Flying Over Davenport in For Peter Pan

by Joseph Varga, Scenic Designer for For Peter Pan on Her 70th Birthday

If ever there was an intriguing title for a play this one is it. Just a bit offbeat, the title suggests some automatic associations in our heads. Many of us have a Peter Pan story somewhere in our background and I’m no exception… but that’s another story. This account is about the design and how it developed. At our first design meeting I told Jen that what I was proposing might seem slightly odd; she just turned to me and said “Please… this is after all a Sarah Ruhl play”. I took that to mean that given this playwright’s penchant for surreal situations, just about anything goes.

Naturally work begins with reading the play. Things, names, places, themes and associations automatically pop out at me as I read. Images also come to mind. The play has a clearly autobiographical aspect, involving memories of specific time and places. We learn that the story mainly takes place in Davenport, Iowa, at the family home. Even the street address is mentioned and, unlike most play scripts this one included a few photos, which made me think that the images were of significance to the author.

I couldn’t help feeling that in addition to the six ostensibly real-life characters, there was a seventh: Davenport itself. Reading along, a painting popped up - we designers tend to carry around large picture libraries in our heads. This time it was the work of one of America’s most iconic artists: Grant Wood. He had painted an Iowa scene showing land, some houses, a river and a bridge. Turns out , it’s a rendition of Stone City, Iowa – but the basic elements of the scene seemed to fit.

So, next I Googled images of Davenport. Among these a graphic design representing the city kept appearing. Very likely this was produced by a professional studio, perhaps hired by the local chamber of commerce for promotional purposes. The image was a collage of Davenport landmarks to suggest the town’s physical identity through the historic span of its architecture.

And that is how the thought possessed me that Davenport should appear onstage, not necessarily as it appears in photographs, but as it appears symbolically. Of course however I do it, the image must be recognizable. That’s why I’ve included the Mississippi River, along with Davenport’s Centennial Bridge, an indispensible local icon.

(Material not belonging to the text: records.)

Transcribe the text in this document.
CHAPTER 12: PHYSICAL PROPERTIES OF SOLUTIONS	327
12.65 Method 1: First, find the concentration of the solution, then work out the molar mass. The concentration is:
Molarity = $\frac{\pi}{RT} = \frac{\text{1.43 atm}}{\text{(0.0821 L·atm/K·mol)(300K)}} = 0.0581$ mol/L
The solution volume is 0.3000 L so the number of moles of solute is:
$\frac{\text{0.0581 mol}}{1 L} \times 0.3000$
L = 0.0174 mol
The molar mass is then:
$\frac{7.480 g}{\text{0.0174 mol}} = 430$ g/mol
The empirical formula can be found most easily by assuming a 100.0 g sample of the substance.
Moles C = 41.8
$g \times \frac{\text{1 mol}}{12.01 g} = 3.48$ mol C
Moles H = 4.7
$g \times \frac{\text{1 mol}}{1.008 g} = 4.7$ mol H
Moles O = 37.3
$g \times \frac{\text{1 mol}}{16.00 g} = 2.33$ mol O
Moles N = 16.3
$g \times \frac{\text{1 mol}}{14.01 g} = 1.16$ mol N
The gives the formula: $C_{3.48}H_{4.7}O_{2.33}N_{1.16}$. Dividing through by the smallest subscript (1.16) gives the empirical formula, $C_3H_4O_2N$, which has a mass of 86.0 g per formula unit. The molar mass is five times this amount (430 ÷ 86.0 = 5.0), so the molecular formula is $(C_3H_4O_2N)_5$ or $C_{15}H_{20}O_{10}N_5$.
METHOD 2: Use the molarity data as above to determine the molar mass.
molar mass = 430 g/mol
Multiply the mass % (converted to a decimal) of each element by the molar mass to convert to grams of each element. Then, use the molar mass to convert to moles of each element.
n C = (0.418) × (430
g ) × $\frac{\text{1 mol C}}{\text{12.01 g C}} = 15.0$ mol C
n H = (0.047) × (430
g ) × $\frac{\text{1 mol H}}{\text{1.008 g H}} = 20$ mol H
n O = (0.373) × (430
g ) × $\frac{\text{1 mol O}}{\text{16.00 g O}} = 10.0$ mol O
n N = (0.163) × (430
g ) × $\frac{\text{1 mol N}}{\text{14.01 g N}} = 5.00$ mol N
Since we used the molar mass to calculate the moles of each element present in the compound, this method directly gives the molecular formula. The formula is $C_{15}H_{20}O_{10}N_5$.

Fortunately, Ms. Ruhl suggests added imagery as the plot unfolds. And she gives permission to match her surreal musings with stage items that help to illustrate the action. So yes, we’re in the house the characters live in, and we see it from the outside as well. Oh, and since the script mentions it, we also see the Davenport Children’s Theatre. And have I mentioned Peter Pan entering the Darling Nursery? … and let’s not forget the pirate ship. Moreover, we must also consider that aerial effects are to be anticipated. Surely, Peter Pan is going to fly.